From Colombia, via the Cote d’Ivoire and Congo and Kota Kinabalu, across equatorial Africa, Asia and Latin America, palm oil has lifted more communities out of poverty than anything else.
The old proverb about teaching a man to fish would, in 2018, be far better described as “teach a man to plant oil palm”. It is a proven route out of poverty. And Iceland Foods’ managing director Richard Walker wants to ban it.
Not only that, he wants to spend millions on advertising why it should be banned, and an accompanying tour of the TV studios encouraging others to ban it as well.
Let’s be clear: Mr Walker is asking that African, Asian and Latin American farmers not be allowed to sell their produce in his stores. This may not be a popular view in metropolitan London but in West Africa that is the reality.
It’s important to – briefly – address the claims made by Iceland in relation to palm oil.
The ban is not justified by claims of deforestation; the United Nations’ official data shows that forest area in many palm oil producing regions is growing, not declining.
The UK has 11% forest cover; Malaysia and Colombia (major palm oil producers) have 56% and 52% respectively. Will Mr Walker ban all British-produced products out of concern for deforestation?
The claims around orangutan are equally absurd. Data from the International Union for the Conservation of Nature (IUCN) shows orangutan populations are stable; a recent study highlighted the major cause of orangutan deaths was hunting, not palm oil.
It’s worth noting that Iceland has banned all palm oil, including from Africa, where orangutan have never lived. You couldn’t make it up.
That, though, misses the real point. EU research proves that the major causes of deforestation globally are beef (livestock) and soybeans. Not palm oil.
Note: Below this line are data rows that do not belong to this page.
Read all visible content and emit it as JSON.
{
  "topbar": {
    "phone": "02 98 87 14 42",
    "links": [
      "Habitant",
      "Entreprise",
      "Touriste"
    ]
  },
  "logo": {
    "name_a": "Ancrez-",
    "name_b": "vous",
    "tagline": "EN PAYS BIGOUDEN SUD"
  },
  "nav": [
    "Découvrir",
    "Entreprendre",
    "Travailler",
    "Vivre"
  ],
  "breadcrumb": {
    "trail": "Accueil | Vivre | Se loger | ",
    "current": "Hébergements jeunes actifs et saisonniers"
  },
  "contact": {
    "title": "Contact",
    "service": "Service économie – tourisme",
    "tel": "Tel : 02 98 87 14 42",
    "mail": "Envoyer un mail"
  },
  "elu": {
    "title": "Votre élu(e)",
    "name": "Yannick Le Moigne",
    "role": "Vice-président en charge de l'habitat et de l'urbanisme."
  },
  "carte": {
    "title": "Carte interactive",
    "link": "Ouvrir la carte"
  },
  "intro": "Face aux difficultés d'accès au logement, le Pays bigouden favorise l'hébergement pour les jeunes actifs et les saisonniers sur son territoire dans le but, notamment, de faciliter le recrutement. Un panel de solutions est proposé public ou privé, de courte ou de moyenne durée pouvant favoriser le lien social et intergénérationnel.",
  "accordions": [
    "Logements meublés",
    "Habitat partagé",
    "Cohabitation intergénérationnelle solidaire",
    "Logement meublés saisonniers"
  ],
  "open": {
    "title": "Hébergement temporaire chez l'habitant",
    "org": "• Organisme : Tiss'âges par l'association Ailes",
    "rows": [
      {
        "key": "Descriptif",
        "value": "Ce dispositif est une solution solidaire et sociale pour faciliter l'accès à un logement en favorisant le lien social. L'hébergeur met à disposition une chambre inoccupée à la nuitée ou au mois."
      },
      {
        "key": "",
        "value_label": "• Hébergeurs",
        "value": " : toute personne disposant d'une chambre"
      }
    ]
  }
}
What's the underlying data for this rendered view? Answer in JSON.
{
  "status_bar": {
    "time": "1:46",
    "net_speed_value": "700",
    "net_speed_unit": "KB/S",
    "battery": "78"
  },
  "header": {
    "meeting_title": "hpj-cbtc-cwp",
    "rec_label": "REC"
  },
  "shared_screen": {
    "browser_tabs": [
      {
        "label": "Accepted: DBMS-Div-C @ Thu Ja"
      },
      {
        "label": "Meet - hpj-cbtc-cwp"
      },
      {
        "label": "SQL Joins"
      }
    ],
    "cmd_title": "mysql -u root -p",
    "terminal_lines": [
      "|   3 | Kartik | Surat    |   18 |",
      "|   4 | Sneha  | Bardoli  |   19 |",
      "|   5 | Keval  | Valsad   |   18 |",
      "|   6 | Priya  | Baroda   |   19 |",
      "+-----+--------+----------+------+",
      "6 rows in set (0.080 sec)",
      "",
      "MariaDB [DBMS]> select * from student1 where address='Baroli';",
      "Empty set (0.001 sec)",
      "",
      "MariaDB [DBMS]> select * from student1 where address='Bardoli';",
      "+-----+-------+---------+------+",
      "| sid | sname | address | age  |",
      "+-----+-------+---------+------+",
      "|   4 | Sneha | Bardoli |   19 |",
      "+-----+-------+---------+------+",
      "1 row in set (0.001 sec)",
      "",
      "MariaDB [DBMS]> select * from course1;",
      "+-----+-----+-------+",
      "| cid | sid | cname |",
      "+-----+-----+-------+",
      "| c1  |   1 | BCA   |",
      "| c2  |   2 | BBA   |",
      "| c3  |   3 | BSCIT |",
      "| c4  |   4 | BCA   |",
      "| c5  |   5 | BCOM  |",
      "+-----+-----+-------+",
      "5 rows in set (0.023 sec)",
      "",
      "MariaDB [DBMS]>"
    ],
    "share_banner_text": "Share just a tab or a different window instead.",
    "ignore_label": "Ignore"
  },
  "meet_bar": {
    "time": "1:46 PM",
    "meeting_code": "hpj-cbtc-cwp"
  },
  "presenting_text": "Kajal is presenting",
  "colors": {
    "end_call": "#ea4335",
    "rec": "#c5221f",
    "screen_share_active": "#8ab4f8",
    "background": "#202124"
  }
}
Why is Iceland not banning beef products, or soy products? If the concern around forests is real, that is the only consistent path for the “ethical” supermarket boss to pursue.
That Mr Walker targets only palm oil – not the real, proven causes of deforestation – is telling. Could it be that beef and soy are produced in rich Western countries, with strong lobby groups, and CEOs who attend the same country clubs as Mr Walker?
Palm oil is produced only in poorer countries and so presents an easy target. African and Asian farmers cannot challenge Mr Walker when he appears on BBC’s Question Time.
The anger, however, is now growing. Malaysian and Indonesian farmers have expressed their displeasure and their governments are reflecting it in their discussions with the UK government. Colombia too has openly criticised Iceland’s campaign. Nigerian and other African farmers will not be far behind.
It is disturbing to think that champagne is being poured at the Iceland HQ to celebrate a campaign that demonised and marginalised small businesses and small farmers across Africa.
Iceland’s PR effort may have won them some likes on Twitter, but it has done so by belittling Africans. The UK’s reputation for supporting economic development and opposing poverty has taken a hit.
Thompson Ayodele is director of The Initiative for Public Policy Analysis (IPPA), an independent public policy group founded in 2002. Ayodele serves as director of IPPA’s recently launched oil palm small farmer advocacy group, Palm Oil Farmers Unite! – a global coalition of small farmer associations formed with the intention of supporting a positive global environment for small palm oil farmers, and is dedicated to fighting the dangerous campaigns and policies that threaten small farmers’ livelihoods and the economic well-being of communities in Africa and Asia.